Anders – so müssen die NATO-Mächte kalkuliert haben
– wird nie etwas aus ihrer gesamtwestlichen Weltherrschaft nach
dem Ende des sowjetischen Dauereinspruchs.
Über diesem einigenden Grund vergessen die Beteiligten freilich
durchaus nicht ihren jeweiligen nationalen Zweck. Jede der so heftig
engagierten Großmächte ist nämlich darauf aus, aus der
alle Verhältnismäßigkeit sprengenden gemeinsamen
Gewalttat je für sich den Vorteil einer unbedingt
glaubwürdigen und verläßlichen Abschreckungsmacht zu
gewinnen. So gibt der US-Präsident aus dem Urlaub betont locker zu
verstehen, daß das Ganze im Rahmen der amerikanischen
Verhandlungsinitiative seinen Platz hat und daß Amerika damit
seiner Führungspflicht in der Allianz nachkommt. Die
französische Führung versäumt es nicht, mitten im
alliierten Bombenhagel die Granaten der Schnellen Eingreiftruppe zu
zählen und den Eindruck zu erwecken, der Einsatz der NATO-Bomber
wäre gewissermaßen bloß eine flankierende
Maßnahme zum britisch-französischen Geschützdonner;
sehr wichtig auch, daß ein französischer General als Instanz
auftritt, die über Ziele und Dauer des Bombenterrors zu
entscheiden hat. Die Deutschen, deren Tornados in der ersten Phase erst
einmal nicht gefragt sind, begrüßen den Feldzug der
alliierten Luftwaffe betont als NATO-Bündnisaktion, weil sie, noch
vor ihren Einsätzen mindestens schon politisch, als aus der
Allianz nicht wegzudenkendes führendes Mitglied mitgebombt haben
wollen. So zeichnet sich schon während der laufenden
Militäraktion die Konkurrenz der Imperialisten ab, die wieder voll
zu ihrem Recht kommt, wenn dann aus den gemeinsam angerichteten
Verwüstungen die national zurechenbaren politischen Konsequenzen
gezogen werden.
____________
[1] Zur gerechten moralischen Einordnung dieses Kriegsakts mag
die kompetente Stimme des übriggebliebenen Kaiserenkels
genügen: Herr Otto Habsburg hat sich im kroatisch befreiten Knin
umgeschaut und so gut wie keine zerstörten serbischen Häuser
gefunden. Daß er auch keine Serben mehr gefunden hat, geht nach
der öffentlichen Besichtigung der einschlägigen
Flüchtlingsströme als Beitrag zur Einteilung Ex-Jugoslawiens
in problemloser regierbare, weil ethnisch homogene Gebiete in Ordnung.
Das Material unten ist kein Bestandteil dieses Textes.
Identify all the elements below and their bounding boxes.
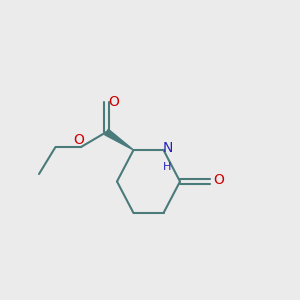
Text: N: N [162,142,172,155]
Text: O: O [213,173,224,187]
Text: O: O [73,133,84,146]
Text: O: O [109,95,119,109]
Polygon shape [105,129,134,150]
Text: H: H [163,161,172,172]
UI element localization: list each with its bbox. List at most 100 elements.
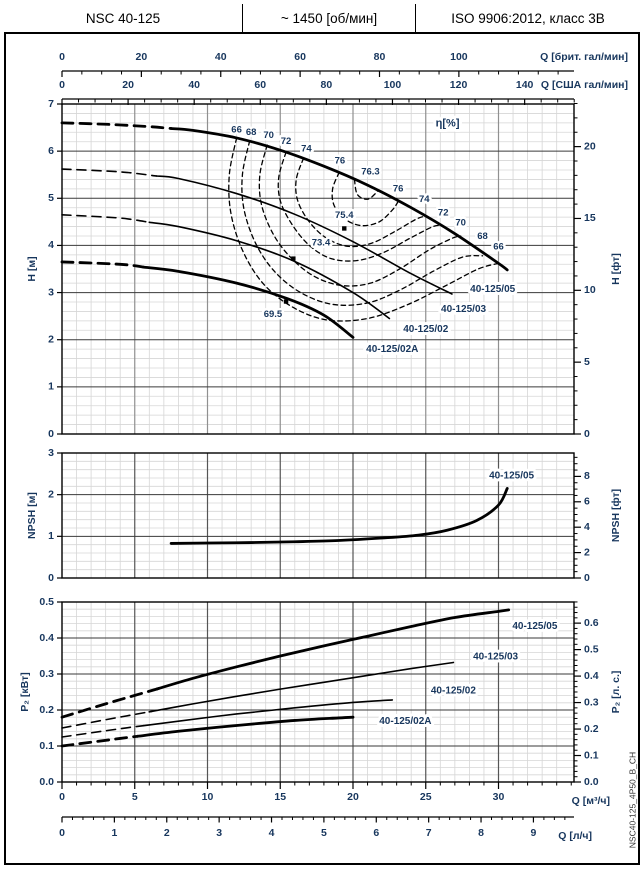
svg-text:69.5: 69.5 xyxy=(264,309,283,320)
svg-text:H [фт]: H [фт] xyxy=(610,253,622,285)
svg-text:6: 6 xyxy=(48,145,54,157)
svg-text:0: 0 xyxy=(584,572,590,584)
svg-text:15: 15 xyxy=(584,212,596,224)
svg-text:0.0: 0.0 xyxy=(39,776,54,788)
svg-text:0: 0 xyxy=(59,79,65,91)
svg-text:66: 66 xyxy=(231,124,242,135)
svg-text:40-125/03: 40-125/03 xyxy=(441,304,486,315)
svg-text:Q [брит. гал/мин]: Q [брит. гал/мин] xyxy=(540,51,628,63)
svg-text:76.3: 76.3 xyxy=(361,166,380,177)
svg-text:100: 100 xyxy=(450,51,468,63)
svg-text:4: 4 xyxy=(48,239,54,251)
svg-text:25: 25 xyxy=(420,791,432,803)
header-cell-speed: ~ 1450 [об/мин] xyxy=(243,4,416,32)
svg-text:0: 0 xyxy=(59,827,65,839)
svg-text:76: 76 xyxy=(335,156,346,167)
svg-text:20: 20 xyxy=(347,791,359,803)
svg-text:68: 68 xyxy=(246,127,257,138)
svg-text:0.3: 0.3 xyxy=(584,696,599,708)
svg-text:20: 20 xyxy=(136,51,148,63)
svg-text:4: 4 xyxy=(269,827,275,839)
svg-text:η[%]: η[%] xyxy=(436,118,460,130)
svg-text:70: 70 xyxy=(455,217,466,228)
svg-text:H [м]: H [м] xyxy=(26,256,38,281)
svg-text:72: 72 xyxy=(438,207,449,218)
svg-text:0: 0 xyxy=(48,572,54,584)
svg-text:2: 2 xyxy=(48,333,54,345)
test-standard: ISO 9906:2012, класс 3В xyxy=(451,10,605,26)
svg-text:8: 8 xyxy=(478,827,484,839)
svg-text:66: 66 xyxy=(493,241,504,252)
svg-text:Q [м³/ч]: Q [м³/ч] xyxy=(572,795,610,807)
svg-text:P₂ [кВт]: P₂ [кВт] xyxy=(19,672,31,711)
svg-text:30: 30 xyxy=(493,791,505,803)
svg-text:8: 8 xyxy=(584,470,590,482)
svg-text:40-125/03: 40-125/03 xyxy=(473,652,518,663)
header-cell-standard: ISO 9906:2012, класс 3В xyxy=(416,4,640,32)
svg-text:73.4: 73.4 xyxy=(312,238,331,249)
svg-text:140: 140 xyxy=(516,79,534,91)
svg-text:NSC40-125_4P50_B_CH: NSC40-125_4P50_B_CH xyxy=(627,752,637,848)
svg-text:40: 40 xyxy=(215,51,227,63)
svg-text:5: 5 xyxy=(321,827,327,839)
svg-text:74: 74 xyxy=(301,143,312,154)
svg-text:0.2: 0.2 xyxy=(584,723,599,735)
pump-model: NSC 40-125 xyxy=(85,10,161,26)
svg-text:60: 60 xyxy=(254,79,266,91)
header-row: NSC 40-125 ~ 1450 [об/мин] ISO 9906:2012… xyxy=(4,4,640,34)
svg-text:0.4: 0.4 xyxy=(39,632,54,644)
svg-text:1: 1 xyxy=(48,530,54,542)
svg-text:0: 0 xyxy=(48,428,54,440)
svg-text:Q [США гал/мин]: Q [США гал/мин] xyxy=(541,79,628,91)
svg-text:Q [л/ч]: Q [л/ч] xyxy=(558,830,592,842)
svg-text:0.0: 0.0 xyxy=(584,776,599,788)
svg-text:40-125/02A: 40-125/02A xyxy=(366,344,418,355)
svg-text:2: 2 xyxy=(584,546,590,558)
svg-text:0.3: 0.3 xyxy=(39,668,54,680)
svg-text:0.2: 0.2 xyxy=(39,704,54,716)
svg-text:7: 7 xyxy=(426,827,432,839)
svg-text:3: 3 xyxy=(48,447,54,459)
svg-text:40-125/02: 40-125/02 xyxy=(431,686,476,697)
svg-text:40-125/05: 40-125/05 xyxy=(489,471,534,482)
svg-text:6: 6 xyxy=(373,827,379,839)
svg-text:P₂ [л. с.]: P₂ [л. с.] xyxy=(610,671,622,714)
svg-text:3: 3 xyxy=(216,827,222,839)
svg-text:100: 100 xyxy=(384,79,402,91)
svg-text:0.6: 0.6 xyxy=(584,617,599,629)
svg-text:0.1: 0.1 xyxy=(584,749,599,761)
svg-text:60: 60 xyxy=(294,51,306,63)
svg-text:5: 5 xyxy=(584,356,590,368)
svg-text:70: 70 xyxy=(263,130,274,141)
svg-text:NPSH [фт]: NPSH [фт] xyxy=(610,489,622,542)
svg-text:1: 1 xyxy=(111,827,117,839)
svg-text:40: 40 xyxy=(188,79,200,91)
svg-text:0.4: 0.4 xyxy=(584,670,599,682)
svg-text:5: 5 xyxy=(48,192,54,204)
svg-text:68: 68 xyxy=(477,231,488,242)
svg-text:120: 120 xyxy=(450,79,468,91)
svg-text:15: 15 xyxy=(274,791,286,803)
svg-text:0: 0 xyxy=(59,791,65,803)
svg-text:0.5: 0.5 xyxy=(584,643,599,655)
svg-text:2: 2 xyxy=(48,488,54,500)
pump-speed: ~ 1450 [об/мин] xyxy=(280,10,378,26)
svg-text:3: 3 xyxy=(48,286,54,298)
svg-text:76: 76 xyxy=(393,183,404,194)
svg-text:10: 10 xyxy=(584,284,596,296)
svg-text:40-125/02A: 40-125/02A xyxy=(379,716,431,727)
svg-text:40-125/05: 40-125/05 xyxy=(512,621,557,632)
svg-text:0.5: 0.5 xyxy=(39,596,54,608)
svg-text:2: 2 xyxy=(164,827,170,839)
svg-text:7: 7 xyxy=(48,98,54,110)
svg-text:72: 72 xyxy=(281,136,292,147)
svg-text:NPSH [м]: NPSH [м] xyxy=(26,492,38,539)
svg-text:0: 0 xyxy=(584,428,590,440)
svg-text:20: 20 xyxy=(584,140,596,152)
svg-text:74: 74 xyxy=(419,194,430,205)
svg-text:80: 80 xyxy=(374,51,386,63)
svg-text:20: 20 xyxy=(122,79,134,91)
svg-text:6: 6 xyxy=(584,496,590,508)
[2] Deren Aufbau haben die Serben hinter dem Kordon der
UNO-Schutztruppe nicht gestört, obwohl ihre Vertreibung als erstes
Staatsziel der neuen Macht feststand. Soviel zum vielbeklagten "Mißerfolg" des UNO-Mandats.
[3] Sie wiederholen deswegen auch nicht den Fehler von Anfang
vorigen Jahres, ein Ultimatum an die Serben zu formulieren, das zwar
gar nicht auf Erfüllung berechnet ist, den Russen aber das
Manöver gestattet, die herausgeforderte Kriegspartei zu
rechtzeitiger Nachgiebigkeit zu überreden und so den
Präzedenzfall einer Gewaltaktion der westlichen Allianz zu
verhindern. Vgl. hierzu GegenStandpunkt 1-94, S.72.